Privacy and cybersecurity experience – Joe counsels multinational, national and regional companies in all industries on the broad array of laws, regulations, best practices, and preventive safeguards. The following are examples of areas of focus in his practice:

  • Advising health care providers, business associates, and group health plan sponsors concerning HIPAA/HITECH compliance, including risk assessments, policies and procedures, incident response plan development, vendor assessment and management programs, and training.
  • Coached hundreds of companies through the investigation, remediation, notification, and overall response to data breaches of all kinds – PHI, PII, payment card, etc.
  • Helping organizations address questions about the application, implementation, and overall compliance with European Union’s General Data Protection Regulation (GDPR) and, in particular, its implications in the U.S., together with preparing for the California Consumer Privacy Act.
  • Working with organizations to develop and implement video, audio, and data-driven monitoring and surveillance programs. For instance, in the transportation and related industries, Joe has worked with numerous clients on fleet management programs involving the use of telematics, dash-cams, event data recorders (EDR), and related technologies. He also has advised many clients in the use of biometrics including with regard to consent, data security, and retention issues under BIPA and other laws.
  • Assisting clients with growing state data security mandates to safeguard personal information, including steering clients through detailed risk assessments and converting those assessments into practical “best practice” risk management solutions, including written information security programs (WISPs). Related work includes compliance advice concerning FTC Act, Regulation S-P, GLBA, and New York Reg. 500.
  • Advising clients about best practices for electronic communications, including in social media, as well as when communicating under a “bring your own device” (BYOD) or “company owned personally enabled device” (COPE) environment.
  • Conducting various levels of privacy and data security training for executives and employees
  • Supports organizations through mergers, acquisitions, and reorganizations with regard to the handling of employee and customer data, and the safeguarding of that data during the transaction.
  • Representing organizations in matters involving inquiries into privacy and data security compliance before federal and state agencies including the HHS Office of Civil Rights, Federal Trade Commission, and various state Attorneys General.

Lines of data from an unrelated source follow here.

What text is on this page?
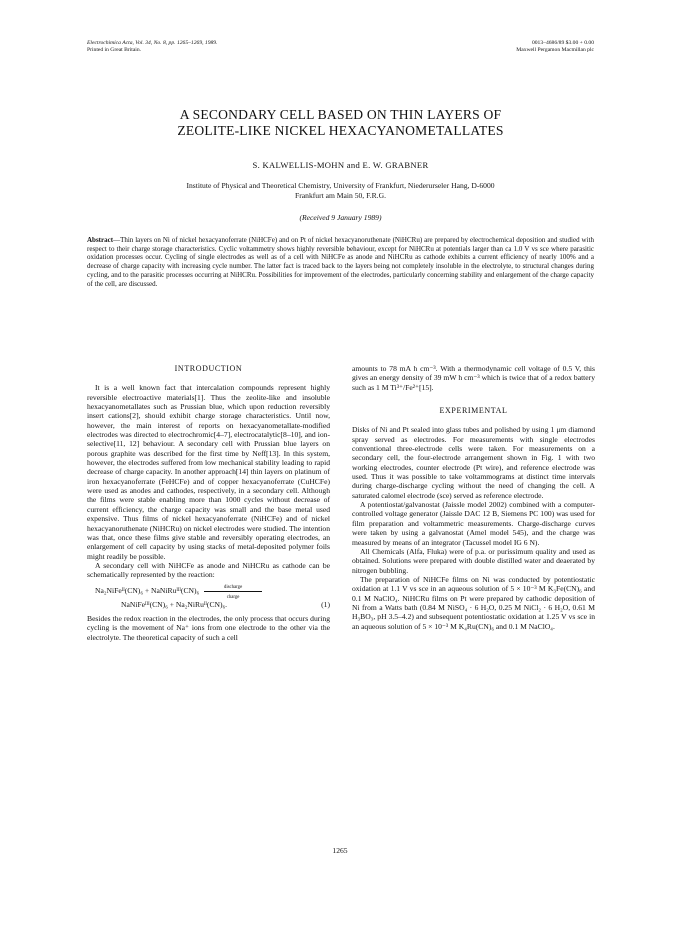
Electrochimica Acta, Vol. 34, No. 8, pp. 1265–1269, 1989.
Printed in Great Britain.
0013–4686/89 $3.00 + 0.00
Maxwell Pergamon Macmillan plc
A SECONDARY CELL BASED ON THIN LAYERS OF
ZEOLITE-LIKE NICKEL HEXACYANOMETALLATES
S. KALWELLIS-MOHN and E. W. GRABNER
Institute of Physical and Theoretical Chemistry, University of Frankfurt, Niederurseler Hang, D-6000
Frankfurt am Main 50, F.R.G.
(Received 9 January 1989)
Abstract—Thin layers on Ni of nickel hexacyanoferrate (NiHCFe) and on Pt of nickel hexacyanoruthenate (NiHCRu) are prepared by electrochemical deposition and studied with respect to their charge storage characteristics. Cyclic voltammetry shows highly reversible behaviour, except for NiHCRu at potentials larger than ca 1.0 V vs sce where parasitic oxidation processes occur. Cycling of single electrodes as well as of a cell with NiHCFe as anode and NiHCRu as cathode exhibits a current efficiency of nearly 100% and a decrease of charge capacity with increasing cycle number. The latter fact is traced back to the layers being not completely insoluble in the electrolyte, to structural changes during cycling, and to the parasitic processes occurring at NiHCRu. Possibilities for improvement of the electrodes, particularly concerning stability and enlargement of the charge capacity of the cell, are discussed.
INTRODUCTION

It is a well known fact that intercalation compounds represent highly reversible electroactive materials[1]. Thus the zeolite-like and insoluble hexacyanometallates such as Prussian blue, which upon reduction reversibly insert cations[2], should exhibit charge storage characteristics. Until now, however, the main interest of reports on hexacyanometallate-modified electrodes was directed to electrochromic[4–7], electrocatalytic[8–10], and ion-selective[11, 12] behaviour. A secondary cell with Prussian blue layers on porous graphite was described for the first time by Neff[13]. In this system, however, the electrodes suffered from low mechanical stability leading to rapid decrease of charge capacity. In another approach[14] thin layers on platinum of iron hexacyanoferrate (FeHCFe) and of copper hexacyanoferrate (CuHCFe) were used as anodes and cathodes, respectively, in a secondary cell. Although the films were stable enabling more than 1000 cycles without decrease of current efficiency, the charge capacity was small and the base metal used expensive. Thus films of nickel hexacyanoferrate (NiHCFe) and of nickel hexacyanoruthenate (NiHCRu) on nickel electrodes were studied. The intention was that, once these films give stable and reversibly operating electrodes, an enlargement of cell capacity by using stacks of metal-deposited polymer foils might readily be possible.

A secondary cell with NiHCFe as anode and NiHCRu as cathode can be schematically represented by the reaction:

Na₂NiFeᴵᴵ(CN)₆ + NaNiRuᴵᴵᴵ(CN)₆	discharge
charge
NaNiFeᴵᴵᴵ(CN)₆ + Na₂NiRuᴵᴵ(CN)₆.	(1)

Besides the redox reaction in the electrodes, the only process that occurs during cycling is the movement of Na⁺ ions from one electrode to the other via the electrolyte. The theoretical capacity of such a cell

amounts to 78 mA h cm⁻³. With a thermodynamic cell voltage of 0.5 V, this gives an energy density of 39 mW h cm⁻³ which is twice that of a redox battery such as 1 M Ti³⁺/Fe²⁺[15].

EXPERIMENTAL

Disks of Ni and Pt sealed into glass tubes and polished by using 1 μm diamond spray served as electrodes. For measurements with single electrodes conventional three-electrode cells were taken. For measurements on a secondary cell, the four-electrode arrangement shown in Fig. 1 with two working electrodes, counter electrode (Pt wire), and reference electrode was used. Thus it was possible to take voltammograms at distinct time intervals during charge-discharge cycling without the need of changing the cell. A saturated calomel electrode (sce) served as reference electrode.

A potentiostat/galvanostat (Jaissle model 2002) combined with a computer-controlled voltage generator (Jaissle DAC 12 B, Siemens PC 100) was used for film preparation and voltammetric measurements. Charge-discharge curves were taken by using a galvanostat (Amel model 545), and the charge was measured by means of an integrator (Tacussel model IG 6 N).

All Chemicals (Alfa, Fluka) were of p.a. or purissimum quality and used as obtained. Solutions were prepared with double distilled water and deaerated by nitrogen bubbling.

The preparation of NiHCFe films on Ni was conducted by potentiostatic oxidation at 1.1 V vs sce in an aqueous solution of 5 × 10⁻³ M K₃Fe(CN)₆ and 0.1 M NaClO₄. NiHCRu films on Pt were prepared by cathodic deposition of Ni from a Watts bath (0.84 M NiSO₄ · 6 H₂O, 0.25 M NiCl₂ · 6 H₂O, 0.61 M H₃BO₃, pH 3.5–4.2) and subsequent potentiostatic oxidation at 1.25 V vs sce in an aqueous solution of 5 × 10⁻³ M K₄Ru(CN)₆ and 0.1 M NaClO₄.

1265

Benefits counseling experience – Joe’s work in the benefits counseling area covers many areas of employee benefits law. Below are some examples of that work:

  • As part of the Firm’s Health Care Reform Team, he advises employers and plan sponsors regarding the establishment, administration and operation of fully insured and self-funded health and welfare plans to comply with ERISA, IRC, ACA/PPACA, HIPAA, COBRA, ADA, GINA, and other related laws.
  • Guiding clients through the selection of plan service providers, along with negotiating service agreements with vendors to address plan compliance and operations, while leveraging data security experience to ensure plan data is safeguarded.
  • Counsels plan sponsors on day-to-day compliance and administrative issues affecting plans.
  • Assists in the design and drafting of benefit plan documents, including severance and fringe benefit plans.
  • Advises plan sponsors concerning employee benefit plan operation, administration and correcting errors in operation.

Joe speaks and writes regularly on current employee benefits and data privacy and cybersecurity topics and his work has been published in leading business and legal journals and media outlets, such as The Washington Post, Inside Counsel, Bloomberg, The National Law Journal, Financial Times, Business Insurance, HR Magazine and NPR, as well as the ABA Journal, The American Lawyer, Law360, Bender’s Labor and Employment Bulletin, the Australian Privacy Law Bulletin and the Privacy, and Data Security Law Journal.

Joe served as a judicial law clerk for the Honorable Laura Denvir Stith on the Missouri Court of Appeals.